Do not be in a hurry to buy a business loan. It can be a great source of capital, but if you aren’t properly prepared and ignorant of the terms and conditions, you may regret it later. To avoid or minimize any unpleasant surprises or regrets, look for unfavorable clauses. Consider these five things before getting locked into a business loan contract.

Don’t Apply for Multiple Loans

If you have applied for a business loan at multiple places, you may end up negatively impacting your credit score. If you are driven by the notion that out of the many, at least the approval of one is certain, you are wrong. All lenders run credit checks; hence all applications will be under the scan. This will let different lenders know about your applying for a loan at multiple places via the credit report. This may result in rejection.

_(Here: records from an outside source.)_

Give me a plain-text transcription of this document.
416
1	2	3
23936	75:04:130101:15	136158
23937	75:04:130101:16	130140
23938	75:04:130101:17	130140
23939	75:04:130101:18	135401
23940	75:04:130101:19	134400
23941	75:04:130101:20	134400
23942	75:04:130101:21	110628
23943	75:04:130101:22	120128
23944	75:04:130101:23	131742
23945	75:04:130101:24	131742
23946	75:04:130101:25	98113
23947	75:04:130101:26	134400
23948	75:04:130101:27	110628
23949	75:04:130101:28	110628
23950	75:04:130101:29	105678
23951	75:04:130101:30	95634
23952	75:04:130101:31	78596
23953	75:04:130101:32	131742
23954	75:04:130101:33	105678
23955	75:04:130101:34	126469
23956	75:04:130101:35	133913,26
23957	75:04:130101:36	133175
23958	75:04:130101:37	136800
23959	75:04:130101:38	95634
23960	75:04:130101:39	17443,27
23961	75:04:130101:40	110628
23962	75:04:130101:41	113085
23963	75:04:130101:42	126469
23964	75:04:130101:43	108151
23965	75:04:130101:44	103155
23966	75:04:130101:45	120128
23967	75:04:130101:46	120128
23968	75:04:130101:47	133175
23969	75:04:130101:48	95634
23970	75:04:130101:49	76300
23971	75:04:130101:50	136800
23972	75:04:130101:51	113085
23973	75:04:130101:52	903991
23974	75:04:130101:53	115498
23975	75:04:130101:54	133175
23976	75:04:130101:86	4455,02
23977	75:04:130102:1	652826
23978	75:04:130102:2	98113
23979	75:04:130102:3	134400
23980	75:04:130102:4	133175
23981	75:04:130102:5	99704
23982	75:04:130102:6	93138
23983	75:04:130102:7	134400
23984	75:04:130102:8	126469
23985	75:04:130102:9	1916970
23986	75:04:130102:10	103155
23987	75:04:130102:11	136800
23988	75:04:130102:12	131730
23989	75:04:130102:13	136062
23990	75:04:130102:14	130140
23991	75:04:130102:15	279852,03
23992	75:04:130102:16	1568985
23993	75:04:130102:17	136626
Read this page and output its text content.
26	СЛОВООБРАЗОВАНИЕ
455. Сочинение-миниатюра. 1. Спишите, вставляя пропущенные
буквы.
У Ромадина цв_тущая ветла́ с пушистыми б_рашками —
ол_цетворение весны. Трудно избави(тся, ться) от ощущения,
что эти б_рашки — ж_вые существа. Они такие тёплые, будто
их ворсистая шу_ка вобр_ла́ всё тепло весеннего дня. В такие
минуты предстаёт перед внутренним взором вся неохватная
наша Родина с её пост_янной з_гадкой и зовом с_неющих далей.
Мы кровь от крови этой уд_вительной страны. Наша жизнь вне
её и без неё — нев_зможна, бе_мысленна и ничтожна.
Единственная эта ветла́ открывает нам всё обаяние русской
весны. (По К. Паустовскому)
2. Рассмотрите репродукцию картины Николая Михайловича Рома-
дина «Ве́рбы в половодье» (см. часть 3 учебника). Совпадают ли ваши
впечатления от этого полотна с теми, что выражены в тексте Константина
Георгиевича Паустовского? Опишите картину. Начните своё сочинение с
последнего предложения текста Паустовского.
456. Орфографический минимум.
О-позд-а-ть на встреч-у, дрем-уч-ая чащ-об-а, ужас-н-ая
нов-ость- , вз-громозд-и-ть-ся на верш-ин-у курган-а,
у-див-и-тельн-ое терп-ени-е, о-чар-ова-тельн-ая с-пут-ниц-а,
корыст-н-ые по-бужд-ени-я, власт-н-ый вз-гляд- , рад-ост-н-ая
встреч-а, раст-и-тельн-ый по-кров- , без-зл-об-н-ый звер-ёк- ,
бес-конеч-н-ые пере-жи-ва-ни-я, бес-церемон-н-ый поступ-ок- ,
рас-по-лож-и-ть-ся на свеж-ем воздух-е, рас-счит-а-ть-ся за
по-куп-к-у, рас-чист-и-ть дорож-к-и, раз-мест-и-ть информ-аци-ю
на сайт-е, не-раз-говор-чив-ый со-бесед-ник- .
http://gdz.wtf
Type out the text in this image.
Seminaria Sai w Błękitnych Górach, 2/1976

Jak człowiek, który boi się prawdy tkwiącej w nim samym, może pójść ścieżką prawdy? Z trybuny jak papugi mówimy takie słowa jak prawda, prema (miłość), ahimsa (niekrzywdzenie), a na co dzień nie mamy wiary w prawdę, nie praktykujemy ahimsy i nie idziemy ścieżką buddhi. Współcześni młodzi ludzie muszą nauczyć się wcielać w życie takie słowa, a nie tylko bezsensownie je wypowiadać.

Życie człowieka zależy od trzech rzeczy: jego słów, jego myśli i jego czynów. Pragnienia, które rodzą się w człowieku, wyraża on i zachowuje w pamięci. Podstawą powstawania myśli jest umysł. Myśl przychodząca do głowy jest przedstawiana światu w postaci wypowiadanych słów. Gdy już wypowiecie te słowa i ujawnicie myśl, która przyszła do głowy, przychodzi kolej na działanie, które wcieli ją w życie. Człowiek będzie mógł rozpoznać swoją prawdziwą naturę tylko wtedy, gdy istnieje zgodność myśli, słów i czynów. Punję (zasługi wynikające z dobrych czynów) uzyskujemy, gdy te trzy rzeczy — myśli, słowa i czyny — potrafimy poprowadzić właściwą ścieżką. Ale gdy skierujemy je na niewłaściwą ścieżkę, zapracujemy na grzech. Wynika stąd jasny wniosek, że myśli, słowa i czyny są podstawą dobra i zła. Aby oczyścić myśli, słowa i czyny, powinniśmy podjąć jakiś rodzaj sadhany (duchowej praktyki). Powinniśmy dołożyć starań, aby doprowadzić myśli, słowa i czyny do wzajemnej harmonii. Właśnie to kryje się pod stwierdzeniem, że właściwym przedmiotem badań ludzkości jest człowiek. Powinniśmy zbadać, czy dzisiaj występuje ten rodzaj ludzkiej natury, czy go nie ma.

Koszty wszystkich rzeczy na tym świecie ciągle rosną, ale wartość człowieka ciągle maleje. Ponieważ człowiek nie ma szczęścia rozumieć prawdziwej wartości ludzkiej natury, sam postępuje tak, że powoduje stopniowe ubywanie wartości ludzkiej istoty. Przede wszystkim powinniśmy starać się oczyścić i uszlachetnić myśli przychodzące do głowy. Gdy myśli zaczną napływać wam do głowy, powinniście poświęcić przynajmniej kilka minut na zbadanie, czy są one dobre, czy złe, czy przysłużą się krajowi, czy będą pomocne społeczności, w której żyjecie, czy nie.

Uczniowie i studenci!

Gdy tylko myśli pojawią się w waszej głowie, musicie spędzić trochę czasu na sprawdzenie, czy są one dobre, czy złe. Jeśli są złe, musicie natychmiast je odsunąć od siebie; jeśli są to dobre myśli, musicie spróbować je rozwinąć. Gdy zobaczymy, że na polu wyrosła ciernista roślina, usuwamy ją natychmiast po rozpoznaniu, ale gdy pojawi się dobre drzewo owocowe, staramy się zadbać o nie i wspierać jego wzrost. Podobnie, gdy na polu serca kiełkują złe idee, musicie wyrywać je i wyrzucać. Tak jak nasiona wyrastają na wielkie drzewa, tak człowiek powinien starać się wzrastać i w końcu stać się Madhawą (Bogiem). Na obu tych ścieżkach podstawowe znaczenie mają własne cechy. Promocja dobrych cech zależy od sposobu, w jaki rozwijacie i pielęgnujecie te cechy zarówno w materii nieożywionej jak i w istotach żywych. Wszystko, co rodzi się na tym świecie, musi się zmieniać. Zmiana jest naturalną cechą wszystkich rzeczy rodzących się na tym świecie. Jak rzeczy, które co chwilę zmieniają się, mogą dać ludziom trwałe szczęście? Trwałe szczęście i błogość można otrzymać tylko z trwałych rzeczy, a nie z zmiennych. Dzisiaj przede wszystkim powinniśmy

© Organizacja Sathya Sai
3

Know about the Cost of the Loan

Has your chosen lender described the cost of your loan? It can be the interest rate or the total amount of money for repayment. For easy analysis, ask your lender about the loan’s Annual Percentage Rate (APR). It is the total cost of a loan including fees over one year. Costs may vary according to the tenure of your loan. The APR may be high for short-term and low for long-term loans.

Check for Unexpected Fees

Read the terms and conditions cautiously to find out if the ‘fees’ part is vaguely worded. Ask your lender for any unexpected fees that are left out of the contract. If all fees aren’t outlined and your loan comes with hidden fees, you will end up getting frustrated later. Know about its long-term implications and cash flow issues if any.

Prepayment Penalties

It is natural for an entrepreneur to look for ways to maximize profits and minimize costs. If you happen to take the loan and the investment brings rich dividends, you may plan to repay your loan in full before the scheduled tenure. With prepayment, you will certainly gain on paying less interest but your lender will lose the revenue on it. In such cases, many lenders charge a prepayment penalty. Know how much prepayment penalty your chosen lender may charge before you sign the Business Loan Agreement.

Assets at Stake in Case of Failed Loan Repayment

For a secured business loan to be approved, lenders consider its security by collateral, a lien, or a personal guarantee. So, how will you back your loan? Consider your specific collateral. In the future, if you fail to repay your loan, your lender has the right to seize the specified collateral.

Reading the terms and conditions word by word will help you avoid mistakes. Following the aforementioned tips, you can evaluate the basics of the loan and steer clear of any issues. Every business is different; hence consider all factors suiting your business type before signing a Business Loan agreement.